As travessias são divididas em três caminhos: rota do Mediterrâneo central, parte da Líbia para a costa italiana (Ilha de Lampedusa); rota do Mediterrâneo ocidental, parte do Marrocos, Tunísia e Argélia para a costa espanhola; rota do Mediterrâneo oriental, parte da Turquia para a costa grega. Outro caminho comumente utilizado é a rota dos Bálcãs, menos perigosa porque pode ser terrestre. Essas incursões têm diminuído em razão de medidas tomadas pelos países europeus.
Causas da crise dos refugiados
Crises humanitárias movidas por migração em massa são um fenômeno milenar. Por toda a história humana, houve situações em que populações tiveram que fugir de perseguições, fome e guerras. No entanto, conforme legislação internacional, o status de refugiado está condicionado à migração motivada por situações de conflito violento, como perseguição a uma etnia específica, conflitos armados localizados ou guerra civil.
Portanto, as causas de uma crise de refugiados estão relacionadas à violência, insegurança e ameaça à vida. As crises motivadas por pobreza e fome são crises migratórias. Uma crise de refugiados só pode ser assim definida se a causa for perseguição ou guerra. Portanto, toda crise de refugiados é uma crise migratória, mas nem toda crise migratória é uma crise de refugiados.
Além da definição de refugiados como fugitivos de guerra e conflitos armados, nos últimos anos têm-se discutido a emergência de uma nova categoria, os “refugiados climáticos”, referente às pessoas que fogem de seus países por conta de catástrofes naturais resultantes das mudanças climáticas. Essa categoria, embora esteja ganhando cada vez mais espaço no debate público, não é reconhecida pela ONU nem por outras organizações internacionais.
Conforme dados apresentados por O Globo |1|, em 2019 mais da metade dos refugiados no mundo (57%) era oriunda de três países: Síria (6,3 milhões), Afeganistão (2,6 milhões) e Sudão do Sul (2,4 milhões), três países em guerra civil, o primeiro desde 2011 até o presente, o segundo desse 1978 até o presente, e o terceiro desde 2013 até fevereiro de 2020.
A guerra civil vivida na Síria causou, a partir de 2015, a maior crise migratória desde a Segunda Guerra Mundial. Outros países que também vivem graves conflitos que obrigam seus patrícios a fugirem são: Eritréia, República Centro Africana, Iraque, Somália, República Democrática do Congo, Burundi e Nigéria.
Refugiados no Brasil
No Brasil, em 2019, havia cerca de um milhão de estrangeiros residentes. Isso corresponde a menos de 0,5% da população brasileira. Na última década, três ondas migratórias foram sobressalentes no país: a partir de 2010, a dos haitianos; a partir de 2015, a dos sírios; e a partir de 2018, a dos venezuelanos. Cerca de 11 mil estrangeiros eram reconhecidos pelo status de refugiado e havia 161.057 solicitações de reconhecimento. Conforme a pesquisa “Refúgio em números” |2|, dos refugiados reconhecidos, 36% eram sírios, 15% eram congoleses, 9% eram angolanos, 7% eram colombianos, e 3% eram venezuelanos.

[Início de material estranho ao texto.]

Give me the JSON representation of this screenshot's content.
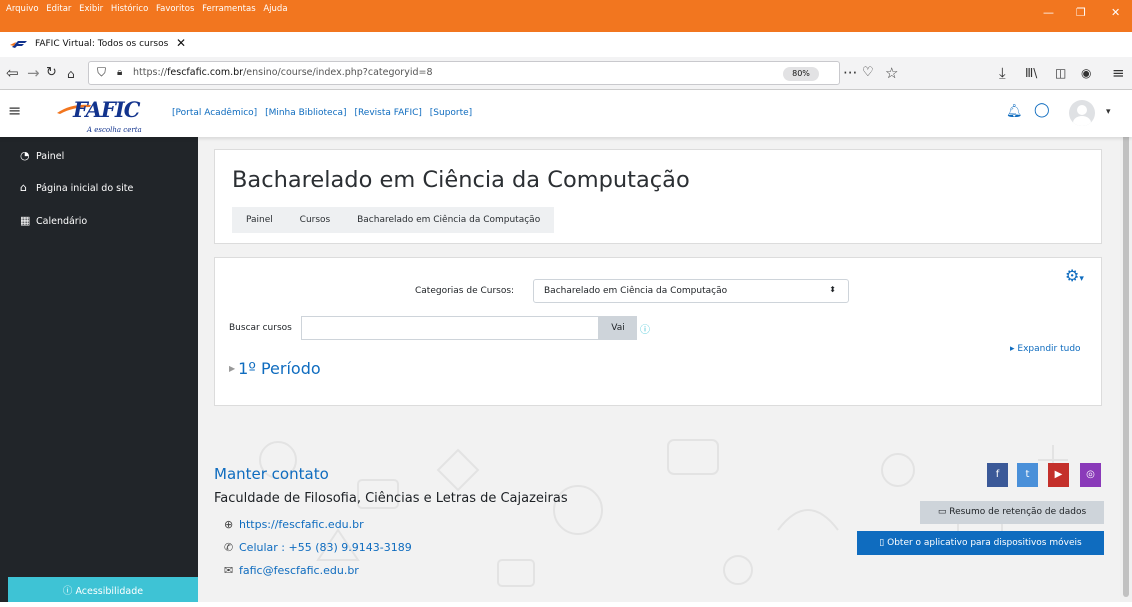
{
  "browser": {
    "menus": [
      "Arquivo",
      "Editar",
      "Exibir",
      "Histórico",
      "Favoritos",
      "Ferramentas",
      "Ajuda"
    ],
    "tab_title": "FAFIC Virtual: Todos os cursos",
    "url_prefix": "https://",
    "url_host": "fescfafic.com.br",
    "url_path": "/ensino/course/index.php?categoryid=8",
    "zoom": "80%"
  },
  "header": {
    "logo_text": "FAFIC",
    "logo_tagline": "A escolha certa",
    "links": [
      "[Portal Acadêmico]",
      "[Minha Biblioteca]",
      "[Revista FAFIC]",
      "[Suporte]"
    ]
  },
  "drawer": {
    "items": [
      {
        "label": "Painel",
        "icon": "dashboard-icon"
      },
      {
        "label": "Página inicial do site",
        "icon": "home-icon"
      },
      {
        "label": "Calendário",
        "icon": "calendar-icon"
      }
    ],
    "accessibility": "Acessibilidade"
  },
  "page": {
    "title": "Bacharelado em Ciência da Computação",
    "breadcrumb": [
      "Painel",
      "Cursos",
      "Bacharelado em Ciência da Computação"
    ]
  },
  "category": {
    "label": "Categorias de Cursos:",
    "selected": "Bacharelado em Ciência da Computação",
    "search_label": "Buscar cursos",
    "search_value": "",
    "go_button": "Vai",
    "expand_all": "Expandir tudo",
    "section": "1º Período"
  },
  "footer": {
    "title": "Manter contato",
    "institution": "Faculdade de Filosofia, Ciências e Letras de Cajazeiras",
    "website": "https://fescfafic.edu.br",
    "phone": "Celular : +55 (83) 9.9143-3189",
    "email": "fafic@fescfafic.edu.br",
    "data_retention": "Resumo de retenção de dados",
    "mobile_app": "Obter o aplicativo para dispositivos móveis"
  },
  "colors": {
    "browser_bar": "#f2761f",
    "brand_blue": "#0f6cbf",
    "drawer_bg": "#212529",
    "accessibility": "#3ec3d5",
    "facebook": "#3b5998",
    "twitter": "#4a90d9",
    "youtube": "#c4302b",
    "instagram": "#8a3ab9"
  }
}
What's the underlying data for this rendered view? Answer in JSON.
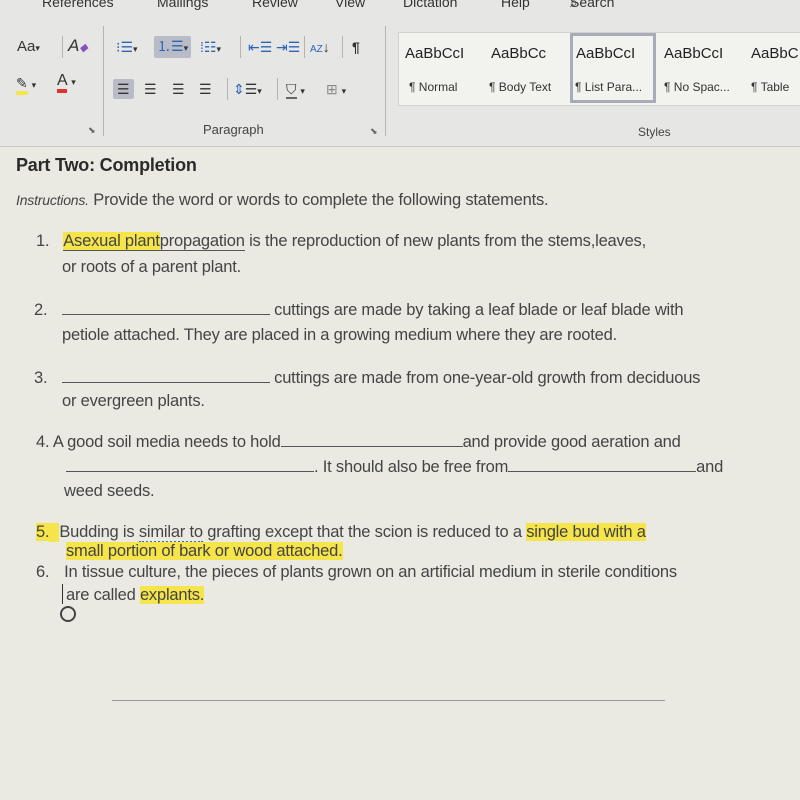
{
  "ribbon": {
    "tabs": [
      "References",
      "Mailings",
      "Review",
      "View",
      "Dictation",
      "Help"
    ],
    "search_label": "Search",
    "font_group": {
      "change_case_label": "Aa",
      "dropdown_glyph": "▾"
    },
    "paragraph_group": {
      "label": "Paragraph"
    },
    "styles_group": {
      "label": "Styles",
      "items": [
        {
          "sample": "AaBbCcI",
          "name": "¶ Normal",
          "active": false
        },
        {
          "sample": "AaBbCc",
          "name": "¶ Body Text",
          "active": false
        },
        {
          "sample": "AaBbCcI",
          "name": "¶ List Para...",
          "active": true
        },
        {
          "sample": "AaBbCcI",
          "name": "¶ No Spac...",
          "active": false
        },
        {
          "sample": "AaBbC",
          "name": "¶ Table",
          "active": false
        }
      ]
    },
    "colors": {
      "highlight": "#f5e44a",
      "font_color": "#e03030"
    }
  },
  "document": {
    "heading": "Part Two: Completion",
    "instructions_label": "Instructions.",
    "instructions_text": "Provide the word or words to complete the following statements.",
    "q1": {
      "num": "1.",
      "answer": "Asexual plant",
      "line1_rest_a": "propagation",
      "line1_rest_b": " is the reproduction of new plants from the stems,leaves,",
      "line2": "or roots of a parent plant."
    },
    "q2": {
      "num": "2.",
      "line1": "cuttings are made by taking a leaf blade or leaf blade with",
      "line2": "petiole attached. They are placed in a growing medium where they are rooted."
    },
    "q3": {
      "num": "3.",
      "line1": "cuttings are made from one-year-old growth from deciduous",
      "line2": "or evergreen plants."
    },
    "q4": {
      "num": "4.",
      "line1a": "A good soil media needs to hold",
      "line1b": "and provide good aeration and",
      "line2a": ". It should also be free from",
      "line2b": "and",
      "line3": "weed seeds."
    },
    "q5": {
      "num": "5.",
      "line1a": "Budding is ",
      "line1_spell": "similar to",
      "line1b": " grafting except that the scion is reduced to a ",
      "answer_a": "single bud with a",
      "answer_b": "small portion of bark or wood attached."
    },
    "q6": {
      "num": "6.",
      "line1": "In tissue culture, the pieces of plants grown on an artificial medium in sterile conditions",
      "line2a": "are called ",
      "answer": "explants."
    }
  }
}
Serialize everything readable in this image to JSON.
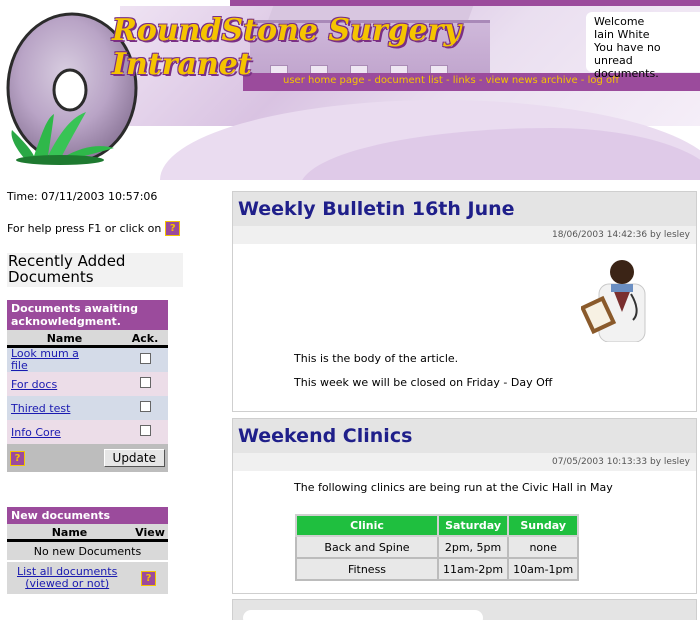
{
  "header": {
    "logo_line1": "RoundStone Surgery",
    "logo_line2": "Intranet",
    "nav": [
      {
        "label": "user home page"
      },
      {
        "label": "document list"
      },
      {
        "label": "links"
      },
      {
        "label": "view news archive"
      },
      {
        "label": "log off"
      }
    ],
    "nav_separator": " - ",
    "welcome": {
      "line1": "Welcome",
      "line2": "Iain White",
      "line3": "You have no",
      "line4": "unread documents."
    }
  },
  "sidebar": {
    "time_label": "Time: 07/11/2003 10:57:06",
    "help_text": "For help press F1 or click on",
    "help_icon": "?",
    "recent_heading_1": "Recently Added",
    "recent_heading_2": "Documents",
    "awaiting": {
      "title": "Documents awaiting acknowledgment.",
      "col_name": "Name",
      "col_ack": "Ack.",
      "rows": [
        {
          "name": "Look mum a file",
          "checked": false
        },
        {
          "name": "For docs",
          "checked": false
        },
        {
          "name": "Thired test",
          "checked": false
        },
        {
          "name": "Info Core",
          "checked": false
        }
      ],
      "update_label": "Update"
    },
    "new_docs": {
      "title": "New documents",
      "col_name": "Name",
      "col_view": "View",
      "empty_text": "No new Documents",
      "list_all_1": "List all documents",
      "list_all_2": "(viewed or not)"
    }
  },
  "articles": [
    {
      "title": "Weekly Bulletin 16th June",
      "meta": "18/06/2003 14:42:36 by lesley",
      "paragraphs": [
        "This is the body of the article.",
        "This week we will be closed on Friday - Day Off"
      ]
    },
    {
      "title": "Weekend Clinics",
      "meta": "07/05/2003 10:13:33 by lesley",
      "intro": "The following clinics are being run at the Civic Hall in May",
      "table": {
        "headers": [
          "Clinic",
          "Saturday",
          "Sunday"
        ],
        "rows": [
          [
            "Back and Spine",
            "2pm, 5pm",
            "none"
          ],
          [
            "Fitness",
            "11am-2pm",
            "10am-1pm"
          ]
        ]
      }
    }
  ],
  "colors": {
    "brand_purple": "#9b4b9c",
    "brand_yellow": "#f5c400",
    "title_blue": "#1f1f8a",
    "table_green": "#1fbf3f"
  }
}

Mesmo sendo o maior e mais populoso país da América do Sul, o Brasil tem um fluxo migratório pequeno se comparado a outros países. Quando analisamos, por exemplo, a migração de venezuelanos que, principalmente a partir de 2018, intensificou-se no estado de Roraima, percebemos que, comparado a outros países vizinhos, o Brasil, naquele ano, recebeu cerca de 455 mil venezuelanos, menos que o Peru (506 mil) e a Colômbia (1,1 milhão).
É sempre importante frisar que há uma diferença entre o migrante econômico e o refugiado, o primeiro foge da fome e pobreza, busca melhores oportunidades de vida, o segundo foge de perseguição de qualquer natureza, de situações de violência e ameaça à sua integridade física. A legislação brasileira estabelece como critério para reconhecer pedidos de refúgio o medo de voltar para casa. O Comitê Nacional para Refugiados (Conare) é vinculado ao Ministério da Justiça. A lei brasileira de refúgio, Lei 9.474, de 1997, considera como refugiado |3|:
“[…] todo indivíduo que sai do seu país de origem devido a fundados temores de perseguição por motivos de raça, religião, nacionalidade, grupo social ou opiniões políticas imputadas, ou devido a uma situação de grave e generalizada violação de direitos humanos no seu país de origem.”
De acordo com o Conare, conforme apontado pelo G1|4|, em 2018 as principais razões que motivaram pedidos de refúgio deferidos pelo órgão no Brasil foram: grave e generalizada violação de Direitos Humanos, opinião política, grupo social, religião, nacionalidade e raça. O estado brasileiro que mais registrou pedidos de refúgio no mesmo ano foi Roraima (63%), em razão do colapso na Venezuela. Embora os venezuelanos sejam os que mais apresentaram pedidos de refúgio, o contingente de refugiados venezuelanos oficialmente reconhecidos é o menor (3%) em comparação a outras nacionalidades.
Família síria vende esfirras no Rio de Janeiro após fugir da guerra em seu país natal (2015). [3]
Consequências da crise dos refugiados
O fluxo de pessoas em todo o mundo gera inúmeras consequências, boas e ruins. Em situações normais, as trocas culturais entre povos distintos são imensamente proveitosas, mas, em situações de conflito, a tendência é que as consequências negativas sejam mais enfatizadas.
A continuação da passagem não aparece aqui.